When looking at Benoit Pouliot, it’s clear that the Canadiens and Minnesota Wild did a disservice to each other. While both Guillaume Latendresse and Pouliot had tremendous junior careers, and Latendresse showed signs of brilliance when he joined the Wild, it became apparent quite quickly that both don’t have the gumption to be NHL players. One could attribute their lack of progress to their quick insertion to their NHL organizations, but those are excuses that, five years in, don’t cut the mustard.
So what’s the problem with Pouliot? With the skill set that Pouliot possesses, he has all the necessary tools to make a good NHL scorer. His size, strength, speed and shot would be attributes hundreds of guys would love to possess. However, his inability to stay on his feet, as well as his propensity to making idiotic reads in the offensive are huge issues. He is prone to giveaways when challenged by opposition players, and misses the net when more often than not. When he is at his best, Pouliot can dominate, but instead he choose to play a second rate caliber of hockey, often taking lazy and selfish penalties, which are issues that don’t endear him with his teammates.

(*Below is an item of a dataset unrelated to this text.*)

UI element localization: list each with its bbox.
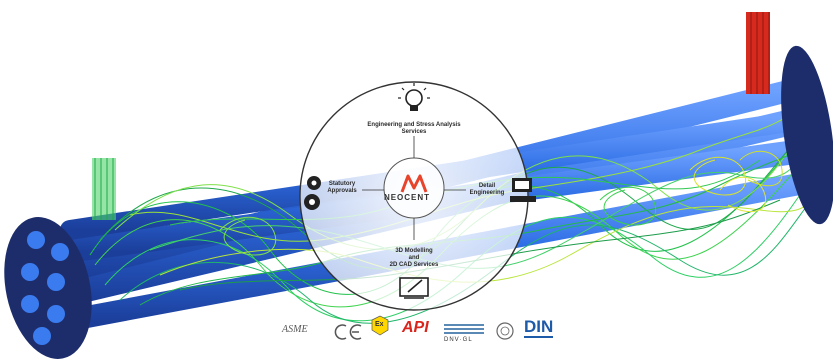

Looking at his work ethic, it is clear that Pouliot doesn’t have the heart and determination that has become part of the identity of the Montreal Canadiens in recent years. People in this city love both their superstars and blue collar forwards, but Pouliot falls into neither of these categories. So what is he? A scorer? A power-forward? In my estimation, Benoit Pouliot looks like a player who thinks he is owed a king’s ransom for all the years of development and hard work he put into getting to the NHL level. Perhaps being the fourth overall pick in the 2005 draft, one spot ahead of Habs’ netminder Carey Price, was enough to convince him he was well on his way, and didn’t need to add anything to his repertoire to succeed. Guess again, Chicken Legs. What you’ve done is played your way off of two organizations, and perhaps even the NHL.
I can’t think of a team that would take another chance on Pouliot going forward. The Canadiens certainly shouldn’t, unless Habs’ Coach Jacques Martin can convince GM Pierre Gauthier that his summer camp whipping boy deserves another chance. High unlikely, but I’ve seen Gauthier make dumber decisions in his career as an NHL executive.
Perhaps the KHL is best suited for him, considering his Russian-like unwillingness to work hard.